Queensland on Thursday banned the gay conversion therapy, becoming the first Australian state to do so. According to the new legislation, health care professionals can face up to 18 months of jail for any activity which would try to suppress the sexual orientation or gender identity of a person using practices like aversion therapy, hypnotherapy and psychoanalysis.

Addressing parliament on Thursday, Queensland Health Minister and Deputy Premier Steven Miles said conversion therapy was a “highly destructive and unethical” practice, adding “the risks are even greater” for LGBT young people.

“No treatment or practice can change a person’s sexual attraction or experience of gender,” he said, adding that this is “not an affliction or disease that requires medical treatment.”

LGBTQI groups across the world have been demanding to make the practice illegal for a long time.
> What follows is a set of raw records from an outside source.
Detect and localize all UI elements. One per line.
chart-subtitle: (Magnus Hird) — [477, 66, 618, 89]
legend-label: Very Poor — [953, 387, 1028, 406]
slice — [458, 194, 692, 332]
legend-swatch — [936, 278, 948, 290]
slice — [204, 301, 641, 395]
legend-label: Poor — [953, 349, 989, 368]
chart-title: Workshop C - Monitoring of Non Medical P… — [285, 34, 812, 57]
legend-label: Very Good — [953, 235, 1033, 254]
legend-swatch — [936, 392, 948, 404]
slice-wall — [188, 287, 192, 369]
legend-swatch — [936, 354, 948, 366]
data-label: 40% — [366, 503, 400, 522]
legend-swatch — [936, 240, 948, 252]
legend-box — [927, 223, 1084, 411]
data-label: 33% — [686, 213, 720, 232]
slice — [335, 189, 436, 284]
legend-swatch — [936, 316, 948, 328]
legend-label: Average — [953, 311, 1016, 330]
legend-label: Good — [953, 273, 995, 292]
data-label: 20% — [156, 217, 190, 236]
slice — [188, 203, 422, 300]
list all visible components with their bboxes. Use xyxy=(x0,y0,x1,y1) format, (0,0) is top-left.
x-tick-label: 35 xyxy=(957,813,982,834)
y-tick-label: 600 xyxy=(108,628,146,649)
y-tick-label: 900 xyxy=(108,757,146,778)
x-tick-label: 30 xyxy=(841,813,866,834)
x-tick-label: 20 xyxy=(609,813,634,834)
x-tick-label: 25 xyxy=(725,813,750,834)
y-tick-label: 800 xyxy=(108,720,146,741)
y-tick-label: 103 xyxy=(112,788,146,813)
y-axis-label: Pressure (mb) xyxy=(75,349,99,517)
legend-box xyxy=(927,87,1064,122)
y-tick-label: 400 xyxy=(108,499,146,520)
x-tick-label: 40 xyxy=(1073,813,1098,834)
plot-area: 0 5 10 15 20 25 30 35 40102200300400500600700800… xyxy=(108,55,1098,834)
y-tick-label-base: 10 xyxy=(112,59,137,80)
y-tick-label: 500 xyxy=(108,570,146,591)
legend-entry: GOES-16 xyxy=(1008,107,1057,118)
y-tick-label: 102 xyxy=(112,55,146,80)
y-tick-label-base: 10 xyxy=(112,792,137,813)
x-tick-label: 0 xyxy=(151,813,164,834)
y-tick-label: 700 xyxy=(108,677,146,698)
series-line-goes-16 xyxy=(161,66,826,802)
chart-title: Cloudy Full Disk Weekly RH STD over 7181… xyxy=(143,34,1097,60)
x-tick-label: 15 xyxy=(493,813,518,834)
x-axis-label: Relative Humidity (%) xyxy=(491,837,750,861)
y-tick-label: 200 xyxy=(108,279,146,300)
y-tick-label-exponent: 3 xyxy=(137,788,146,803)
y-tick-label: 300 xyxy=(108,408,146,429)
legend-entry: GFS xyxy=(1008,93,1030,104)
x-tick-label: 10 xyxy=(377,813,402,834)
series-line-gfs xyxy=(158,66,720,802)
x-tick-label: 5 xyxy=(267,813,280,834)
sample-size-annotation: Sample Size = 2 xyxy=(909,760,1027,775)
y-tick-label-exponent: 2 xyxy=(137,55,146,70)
The practice considers LGBTQI identities an anomaly and offers to treat them using psychological, physical, or spiritual interventions. The practice is widely opposed on logical, ethical and moral grounds.

In July this year, Israel had passed the ‘Gay conversion’ therapy ban bill. Many countries including Malta, Brazil and Germany have fully outlawed the practice.

Following the suicide of Anjana Harish, who was forced to undergo conversion therapy, many queer rights groups in India including Sahayatrika and Queerala had demanded to ban the practice in the country.